I’ve also seen some other lovely friends who are combination feeding their babies or solely formula feeding, and it’s really helped me to ‘normalise’ formula feeding. I know breast is best but being fed is most important and sooner or later my supply is not going to keep up with Little M’s demands and I’ll have to combination feed. And you know what? It won’t be the end of the world. I’ll just have to read this post again at the time to remind myself of that!

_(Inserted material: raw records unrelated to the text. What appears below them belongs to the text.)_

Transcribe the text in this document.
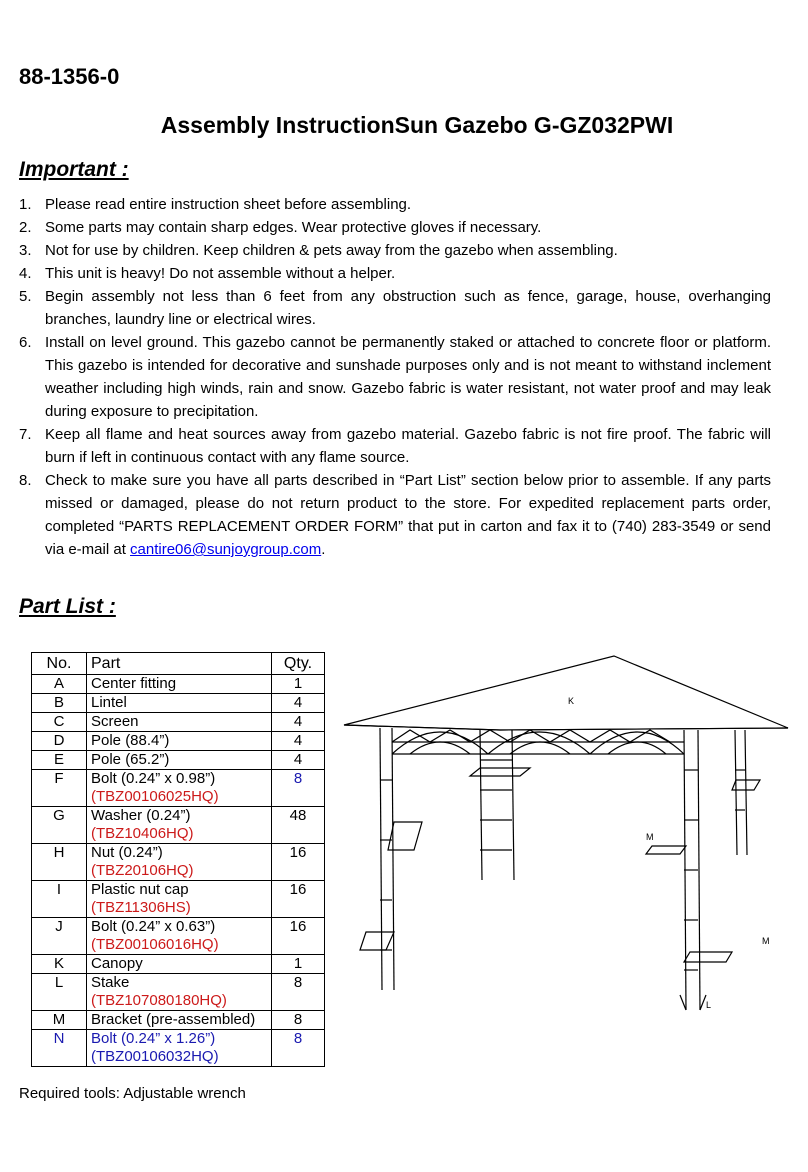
88-1356-0
Assembly InstructionSun Gazebo G-GZ032PWI
Important :
1. Please read entire instruction sheet before assembling.
2. Some parts may contain sharp edges. Wear protective gloves if necessary.
3. Not for use by children. Keep children & pets away from the gazebo when assembling.
4. This unit is heavy! Do not assemble without a helper.
5. Begin assembly not less than 6 feet from any obstruction such as fence, garage, house, overhanging branches, laundry line or electrical wires.
6. Install on level ground. This gazebo cannot be permanently staked or attached to concrete floor or platform. This gazebo is intended for decorative and sunshade purposes only and is not meant to withstand inclement weather including high winds, rain and snow. Gazebo fabric is water resistant, not water proof and may leak during exposure to precipitation.
7. Keep all flame and heat sources away from gazebo material. Gazebo fabric is not fire proof. The fabric will burn if left in continuous contact with any flame source.
8. Check to make sure you have all parts described in “Part List” section below prior to assemble. If any parts missed or damaged, please do not return product to the store. For expedited replacement parts order, completed “PARTS REPLACEMENT ORDER FORM” that put in carton and fax it to (740) 283-3549 or send via e-mail at cantire06@sunjoygroup.com.
Part List :
No.	Part	Qty.
A	Center fitting	1
B	Lintel	4
C	Screen	4
D	Pole (88.4”)	4
E	Pole (65.2”)	4
F	Bolt (0.24” x 0.98”)
(TBZ00106025HQ)	8
G	Washer (0.24”)
(TBZ10406HQ)	48
H	Nut (0.24”)
(TBZ20106HQ)	16
I	Plastic nut cap
(TBZ11306HS)	16
J	Bolt (0.24” x 0.63”)
(TBZ00106016HQ)	16
K	Canopy	1
L	Stake
(TBZ107080180HQ)	8
M	Bracket (pre-assembled)	8
N	Bolt (0.24” x 1.26”)
(TBZ00106032HQ)	8
K
M
M
L
Required tools: Adjustable wrench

Unfortunately, all of this came to a head on Thursday when I saw the midwife. Furthermore it was the same midwife who had a less than impressive way with words when I had a bleed at around 22 weeks of my pregnancy and told me there was ‘no point’ in me going in to delivery suite. Nice. She took my tearfulness as a clear sign of PND and told my husband, ‘if she goes downhill you need to phone Medicom straight away’. Thanks. Cue me then worrying I had PND and that I’d stop loving Little M. More tears.
To be honest I think most of it stemmed from my fear of hubby returning to work. Well, he’s had two days back now and we’ve survived. Admittedly, I’ve had help from my mother in law and parents on both days, but today I felt that I could have managed by myself as I got Little M into a sling and tried baby wearing for the first time which meant I could get things done and feel close to her.
In positive news, Little M was weighed at the end of our midwife appointment (perhaps she should have been weighed at the start and I wouldn’t have felt so crap for the whole session!) and she’s recovered her birth weight plus a little extra, so all the pumping is having an effect. She’s really upped her intake in the last 24 hours too so I’m sure she’ll chunk up even more – I just need to keep pumping to try to meet her demands!